2. The Appellant pleaded not guilty and a fully-fledged trial followed.
3. The Appellant took plea on 28/3/2013. On 11/04/2013, during a routine mention, the Court directed that the Appellant should be supplied with a charge sheet and witness statements at his own cost. When the case came up for hearing on 09/05/2013, the Appellant complained to the Learned Trial Magistrate that he had not yet been supplied with the statements. The Prosecutor responded that the Appellant never went to collect the statements in order to photo copy them at his cost. The Appellant rebutted that he did not have the money to do so at the time but that he now had the cash for photocopying. The Learned Trial Magistrate ruled that the first witness, the Complainant, should testify and that if the Appellant, once he had obtained the statements and perused them formed the opinion that he needed to recall the witness for cross examination, he could do so.
4. With that ruling, the Complainant and PW2 testified. It would seem that the Appellant was supplied with statements after that. On 26/2/2015, after the Prosecution had failed to call witness a number of times, the Learned Trial Magistrate refused to adjourn the case hence forcing the Prosecution to prematurely close its case. The Learned Trial Magistrate then delivered a ruling placing the Appellant on his defence. However, that Judicial Officer, the Honourable J. Mwaniki, was transferred out of the station before the Defence hearing.
5. It eventually fell upon the Honourable F. Munyi to conduct the Defence hearing. The Learned Magistrate complied with section 200(3) of the Criminal Procedure Code on 18/07/2016. The Appellant elected to have the case start afresh, a request which was acceded to by the Learned Magistrate.
6. During the next scheduled eight or so hearing dates, the Prosecutor requested for an adjournment over non-availability of witnesses of the Police File. On 23/01/2017, clearly frustrated by the lack of witnesses, the Appellant offered that the case could proceed from where it had reached before Hon. Mwaniki provided that the Complainant was recalled for cross-examination. The Learned Magistrate acquiesced to the request clearly evincing that that was a reasonable proposition.

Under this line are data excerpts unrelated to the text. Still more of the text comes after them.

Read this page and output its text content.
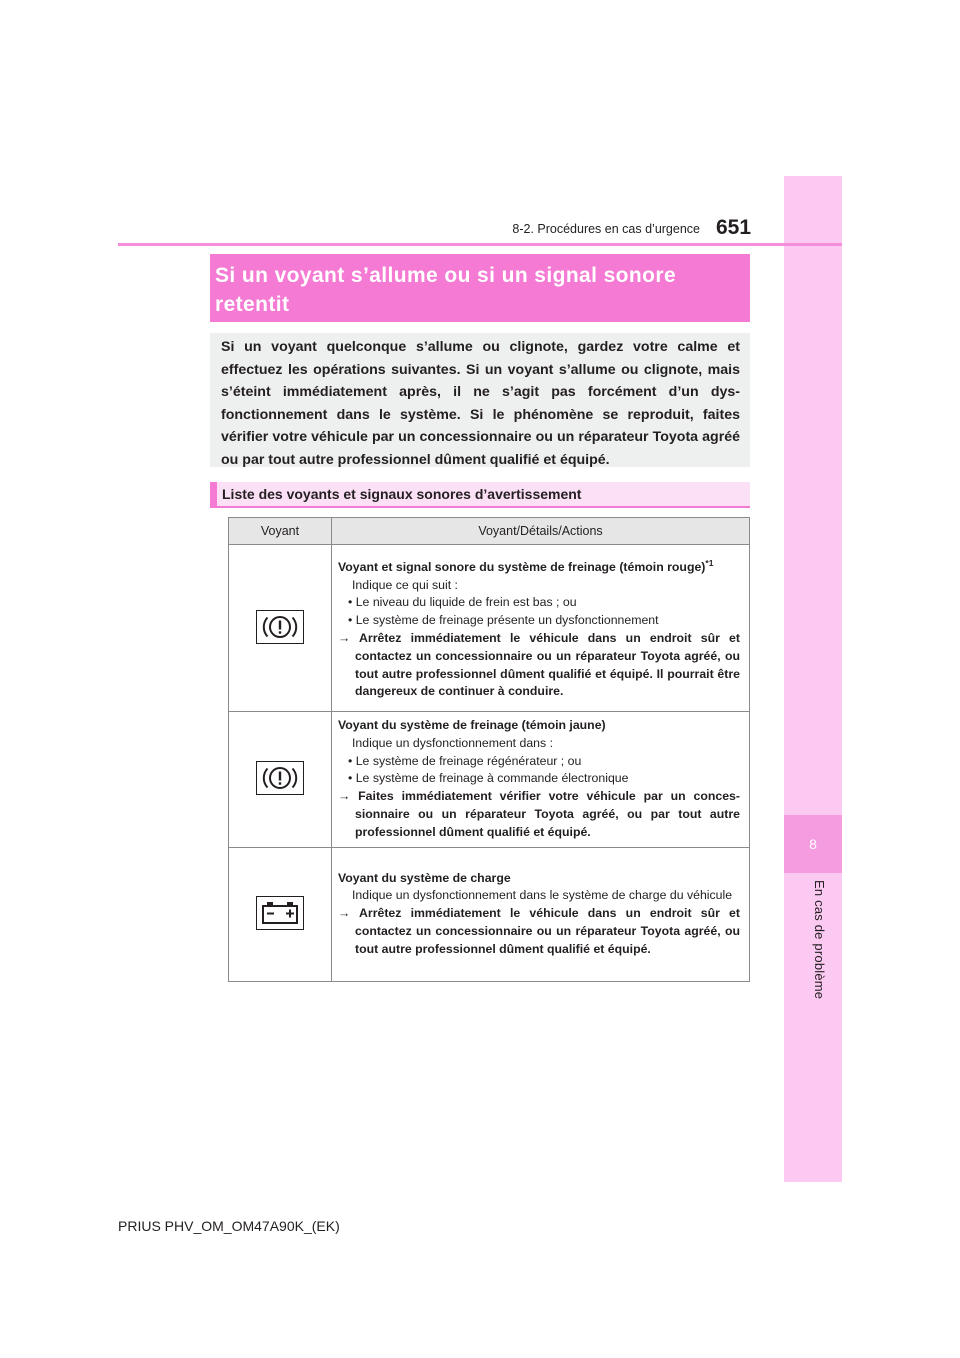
8
En cas de problème
8-2. Procédures en cas d’urgence 651
Si un voyant s’allume ou si un signal sonore
retentit
Si un voyant quelconque s’allume ou clignote, gardez votre calme et effectuez les opérations suivantes. Si un voyant s’allume ou clignote, mais s’éteint immédiatement après, il ne s’agit pas forcément d’un dys-fonctionnement dans le système. Si le phénomène se reproduit, faites vérifier votre véhicule par un concessionnaire ou un réparateur Toyota agréé ou par tout autre professionnel dûment qualifié et équipé.
Liste des voyants et signaux sonores d’avertissement
Voyant	Voyant/Détails/Actions

Voyant et signal sonore du système de freinage (témoin rouge)$^{*1}$
Indique ce qui suit :
• Le niveau du liquide de frein est bas ; ou
• Le système de freinage présente un dysfonctionnement
→ Arrêtez immédiatement le véhicule dans un endroit sûr et contactez un concessionnaire ou un réparateur Toyota agréé, ou tout autre professionnel dûment qualifié et équipé. Il pourrait être dangereux de continuer à conduire.

Voyant du système de freinage (témoin jaune)
Indique un dysfonctionnement dans :
• Le système de freinage régénérateur ; ou
• Le système de freinage à commande électronique
→ Faites immédiatement vérifier votre véhicule par un conces-sionnaire ou un réparateur Toyota agréé, ou par tout autre professionnel dûment qualifié et équipé.

Voyant du système de charge
Indique un dysfonctionnement dans le système de charge du véhicule
→ Arrêtez immédiatement le véhicule dans un endroit sûr et contactez un concessionnaire ou un réparateur Toyota agréé, ou tout autre professionnel dûment qualifié et équipé.
PRIUS PHV_OM_OM47A90K_(EK)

7. A few other requests for adjournments by the Prosecutor followed. Seven months later, on 07/07/2017, the Court issued a summons for the Complainant. He was directed to come to court on 27/07/2017. The Court, also, requested the Prosecutor to bring all his witnesses to finalize the case on that day.
8. On 27/07/2017, the Complainant was not in Court. The Prosecutor explained that he had had an accident. The Appellant objected and indicated that he wished the Court to be concluded on that day as earlier promised. The Court, then, declined the adjournment and ordered the remaining witnesses to testify. In doing so, however, the Court made a curious finding: “I assume the Accused does not mind if the Court relies on the previous evidence that had been given to the Court by PW1 [the Complainant].”
9. I have remarked this to be a curious finding because, as documented above, the Appellant had all along insisted that he needed to recall the Complainant (PW1) because he did not have the benefit of his statement when he testified before the Learned Honourable Mwaniki. Indeed, the Honourable Mwaniki had undertaken that the Complainant will be recalled for cross-examination by the Appellant – which never happened.
10. This history is quite clear that the trial of the Appellant proceeded without him having been supplied with the witness statements when the two most critical witnesses testified. Despite the Court’s undertaking to recall the two witnesses for purposes of further cross-examination, the trial concluded without the two witnesses being recalled. The Learned Trial Magistrate, then, ended up relying on the testimony of these two witnesses even though it was offered before the Appellant had been supplied with witness statements and, therefore, could not be said to have adequately prepared to cross-examine them.
11. There is no need to belabor the point: the trial, as conducted, fell afoul of the constitutional standards, and, in particular Article 50(2)(j) of the Constitution. Article 50(2)(j) of the Constitution of Kenya provides for the right of the accused person to be informed in advance of the evidence the prosecution intends to rely on, and to have reasonable access to that evidence. Article 50(2)(c), on the other hand, provides for the right of the accused to have adequate time and facilities to prepare his defence.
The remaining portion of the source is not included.